12 Zur Auslegung des Inhaltes dieser Bestimmung ist ihr Sinn und Zweck heranzuziehen. Mit den in § 50 Abs. 4 GSpG enthaltenen Duldungs- und Mitwirkungspflichten wollte der Gesetzgeber dem Versuch der Glücksspielanbieter begegnen, durch mangelnde Kooperation die Behörden an der Erlangung hinreichender Verdachtsmomente zu hindern und so bereits im Ansatz die Einleitung von Strafverfahren zu vereiteln. Nicht nur, dass den Kontrollorganen Testspiele unentgeltlich ermöglicht werden sollten, es sollten sich die Verpflichteten auch nicht durch mangelnde Vorkehrungen ihrer Mitwirkungspflicht entziehen können. Ohne diese Pflichten wäre es den Behörden nicht oder nur mit unangemessen hohem Aufwand möglich, Verstöße gegen das Glücksspielgesetz festzustellen und entsprechend zu ahnden. Bereits aus § 50 Abs. 4 GSpG ergibt sich daher, dass der Gesetzgeber möglichst umfassende Mitwirkungspflichten vorsehen wollte (vgl. ).
13 Das Revisionsvorbringen, Pflichten zu einem aktiven Mithelfen an einer Amtshandlung könnten in zeitlicher Hinsicht erst zu jenem Zeitpunkt greifen, an dem die Kontrollhandlung angekündigt werde, kann der Revision im vorliegenden Fall schon deshalb nicht zum Erfolg verhelfen, weil die Kontrolle nach den Feststellungen des Landesverwaltungsgerichts bereits vor der Tathandlung des Revisionswerbers angekündigt worden war. Die im Lokal tätige Kellnerin bestätigte dem Revisionswerber im Zuge des Telefongespräches und noch vor der Anweisung, sie solle die Geräte abschalten, dass gerade eine Kontrolle durch die Finanzpolizei stattfinde.

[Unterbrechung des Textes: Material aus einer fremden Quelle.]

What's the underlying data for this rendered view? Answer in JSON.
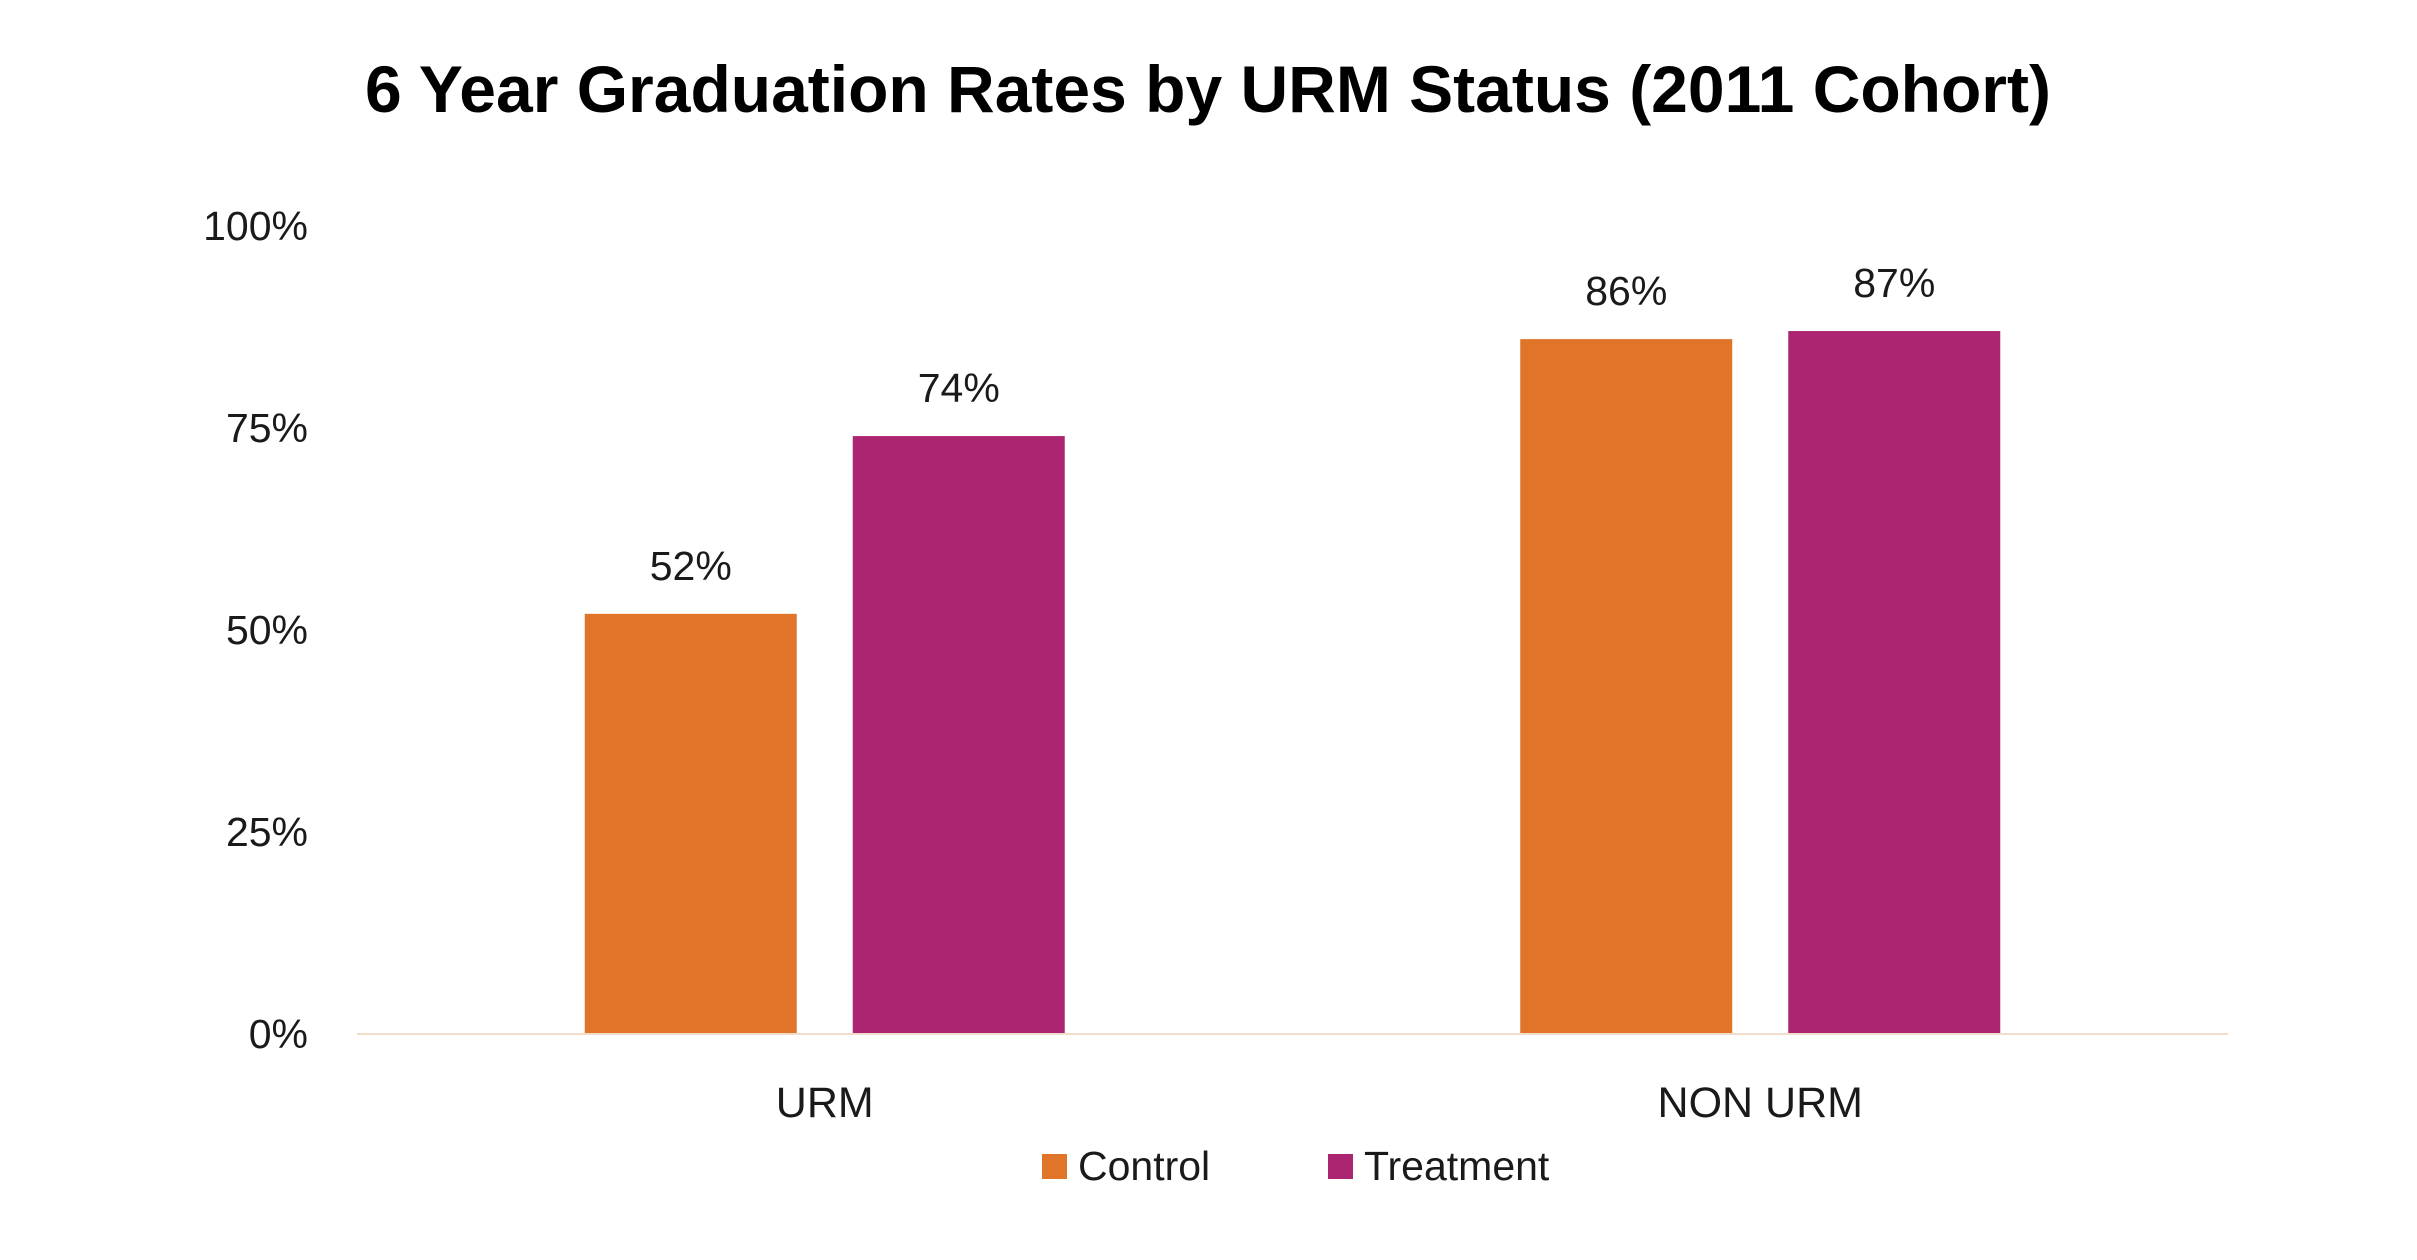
{
  "chart_data": {
    "type": "bar",
    "title": "6 Year Graduation Rates by URM Status (2011 Cohort)",
    "xlabel": "",
    "ylabel": "",
    "categories": [
      "URM",
      "NON URM"
    ],
    "series": [
      {
        "name": "Control",
        "values": [
          52,
          86
        ],
        "labels": [
          "52%",
          "86%"
        ],
        "color": "#E07428"
      },
      {
        "name": "Treatment",
        "values": [
          74,
          87
        ],
        "labels": [
          "74%",
          "87%"
        ],
        "color": "#AC2570"
      }
    ],
    "ylim": [
      0,
      100
    ],
    "y_ticks": [
      0,
      25,
      50,
      75,
      100
    ],
    "y_tick_labels": [
      "0%",
      "25%",
      "50%",
      "75%",
      "100%"
    ],
    "grid": false,
    "legend_position": "bottom",
    "axis_color": "#F2DDCB"
  }
}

14 Dass die angefochtene Entscheidung von der Rechtsprechung des Verwaltungsgerichtshofes, wonach bei einer Kontrolle zur Überwachung der Einhaltung der Bestimmungen des Glücksspielgesetzes (noch) keine Situation vorliegt, in der ein Aussageverweigerungsrecht im Falle der Selbstbezichtigung überhaupt zum Tragen kommt (vgl. erneut , mwN), abweichen würde, legen die Ausführungen zur Zulässigkeit der Revision nicht dar und ist auch sonst nicht ersichtlich.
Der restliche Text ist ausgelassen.